A propósito de la maldad intrínseca de las computadoras, hace poco la mía tuvo la maldita ocurrencia de jugar con mis teclados. ¡Mis teclados! ¿Se imagina? Se habrá creído que mis teclados eran sus teclados. La puse en vereda gracias a un alma buena que en un fastrás de apretar teclas me arregló el conflicto. Pero mientras tanto tuve que dedicarme a averiguar dónde estaban los acentos, dónde los signos de pregunta, en fin, todo eso tan pero tan importante como la letra E. O la equis, caramba. Y también mientras tanto pude pensar un poco en los abecedarios, tan modestos ellos y tan imprescindibles. Como que cuando el alma buena del que le hablaba ponía sus habilidades en mi máquina se me pasó por el ánimo la tentación de pedirle que además del teclado en español latinoamericano me pusiera por ejemplo el teclado bantú. No tengo la menor idea de lo que es ni de lo que parece un abecedario bantú, pero ni falta que me hace. Debe ser maravilloso, extraño, llamativo y sumamente útil, sin duda. Siempre recordaré cuando a poco de iniciar los estudios en esa facultad que se llamaba de Filosofía y Letras y ahora de noséqué y de qué otra cosa, me deslumbró el griego clásico, empezando por sus letras y siguiendo por todo lo demás. Y me dije que gracias a ese teclado, perdón, a ese abecedario, los griegos, o los grecios como dice mi amiga Julia, habían hecho todo lo que ya sabemos que hicieron. Puede ser que sea un delirio de mi parte, no me extrañaría nada, y puede ser que no y que, delirante y todo, yo tenga razón. Ojalá, vea.
Y ya que estamos me acuerdo de haber inventado, supongo que a eso de los 9 o 10 años, un abecedario nuevo, propio y secreto, a base de signos sacados de mi pequeña cabecita. Y me puse a escribir con esas “letras”, ¿se puede creer? Y, sí, solamente yo, yo, lo podía leer, y de hecho lo leía y releía en un cuaderno de hojas cuadriculadas que no sé a qué tema escolar habría correspondido.
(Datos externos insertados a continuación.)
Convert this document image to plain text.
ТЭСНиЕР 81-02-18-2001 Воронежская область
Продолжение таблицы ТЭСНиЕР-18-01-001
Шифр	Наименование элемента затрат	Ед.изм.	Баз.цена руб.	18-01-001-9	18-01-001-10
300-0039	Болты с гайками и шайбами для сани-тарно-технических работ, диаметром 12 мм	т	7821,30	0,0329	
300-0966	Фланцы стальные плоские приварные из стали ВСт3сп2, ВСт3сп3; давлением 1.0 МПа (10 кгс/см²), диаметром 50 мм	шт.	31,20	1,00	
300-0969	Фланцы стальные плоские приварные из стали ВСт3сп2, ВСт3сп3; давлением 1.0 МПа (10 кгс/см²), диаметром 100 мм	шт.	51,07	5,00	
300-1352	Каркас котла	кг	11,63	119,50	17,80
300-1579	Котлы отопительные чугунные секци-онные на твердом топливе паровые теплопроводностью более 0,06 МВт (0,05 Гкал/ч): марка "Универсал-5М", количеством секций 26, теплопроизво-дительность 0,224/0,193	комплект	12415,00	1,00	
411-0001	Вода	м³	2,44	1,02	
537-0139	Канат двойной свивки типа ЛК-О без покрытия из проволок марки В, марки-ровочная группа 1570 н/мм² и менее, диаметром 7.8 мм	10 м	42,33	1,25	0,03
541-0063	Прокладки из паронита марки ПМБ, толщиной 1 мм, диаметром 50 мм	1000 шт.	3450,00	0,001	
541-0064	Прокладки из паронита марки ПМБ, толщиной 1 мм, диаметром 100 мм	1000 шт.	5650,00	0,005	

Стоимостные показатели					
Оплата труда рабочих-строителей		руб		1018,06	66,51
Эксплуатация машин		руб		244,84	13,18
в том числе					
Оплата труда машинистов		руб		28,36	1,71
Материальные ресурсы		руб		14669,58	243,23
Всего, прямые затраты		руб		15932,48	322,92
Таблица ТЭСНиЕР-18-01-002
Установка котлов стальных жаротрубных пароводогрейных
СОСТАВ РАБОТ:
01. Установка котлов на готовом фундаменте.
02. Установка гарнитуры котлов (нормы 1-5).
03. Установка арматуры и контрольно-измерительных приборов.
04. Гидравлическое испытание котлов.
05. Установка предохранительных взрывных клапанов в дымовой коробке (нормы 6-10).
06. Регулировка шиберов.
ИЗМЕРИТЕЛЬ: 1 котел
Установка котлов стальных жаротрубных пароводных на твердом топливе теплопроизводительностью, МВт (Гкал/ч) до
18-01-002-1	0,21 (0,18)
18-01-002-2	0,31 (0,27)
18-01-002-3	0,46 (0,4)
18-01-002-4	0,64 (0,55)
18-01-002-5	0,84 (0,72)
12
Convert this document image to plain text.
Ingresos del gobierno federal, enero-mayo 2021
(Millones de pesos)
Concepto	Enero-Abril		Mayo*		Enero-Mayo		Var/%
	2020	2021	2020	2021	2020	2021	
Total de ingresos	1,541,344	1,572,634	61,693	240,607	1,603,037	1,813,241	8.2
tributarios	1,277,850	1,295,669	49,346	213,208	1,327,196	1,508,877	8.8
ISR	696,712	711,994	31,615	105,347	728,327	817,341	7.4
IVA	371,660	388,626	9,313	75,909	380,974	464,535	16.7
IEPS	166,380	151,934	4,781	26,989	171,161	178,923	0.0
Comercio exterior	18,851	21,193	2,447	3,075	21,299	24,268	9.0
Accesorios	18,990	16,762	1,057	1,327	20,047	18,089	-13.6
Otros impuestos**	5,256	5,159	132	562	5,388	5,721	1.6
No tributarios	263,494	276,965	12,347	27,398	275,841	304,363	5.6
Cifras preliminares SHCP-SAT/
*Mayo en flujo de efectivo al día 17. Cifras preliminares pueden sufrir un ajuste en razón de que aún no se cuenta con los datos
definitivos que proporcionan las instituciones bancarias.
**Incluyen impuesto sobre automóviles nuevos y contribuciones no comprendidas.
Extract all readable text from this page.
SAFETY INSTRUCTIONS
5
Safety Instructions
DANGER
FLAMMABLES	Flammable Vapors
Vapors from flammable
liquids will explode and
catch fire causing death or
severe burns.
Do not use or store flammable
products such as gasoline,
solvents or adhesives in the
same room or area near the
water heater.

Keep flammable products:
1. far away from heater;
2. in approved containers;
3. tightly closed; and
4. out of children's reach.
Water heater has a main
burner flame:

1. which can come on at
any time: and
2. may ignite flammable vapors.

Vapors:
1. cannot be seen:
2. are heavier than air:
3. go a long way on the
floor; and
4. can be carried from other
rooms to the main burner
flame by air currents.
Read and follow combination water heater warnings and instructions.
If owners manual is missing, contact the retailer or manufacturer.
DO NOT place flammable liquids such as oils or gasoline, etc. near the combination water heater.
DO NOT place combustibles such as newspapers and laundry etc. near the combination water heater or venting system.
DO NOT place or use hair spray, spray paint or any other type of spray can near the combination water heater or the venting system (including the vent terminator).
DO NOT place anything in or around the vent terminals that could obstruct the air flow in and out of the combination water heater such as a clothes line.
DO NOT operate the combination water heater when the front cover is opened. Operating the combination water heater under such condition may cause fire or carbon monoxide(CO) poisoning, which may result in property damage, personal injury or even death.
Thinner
No sabe cuánto lamento haber olvidado ese abecedario. Pero no puedo reconstruirlo, y además no sé para qué me serviría. Ay, ay, cuando una empieza a pensar en la utilidad de las cosas, vamos mal, estimado señor, vamos mal. Así que hasta acá llegamos. Quedémonos con la intriga y su compinche, la fantasía, que ellas son no solamente útiles sino fantásticamente necesarias en este mundo a esta hora.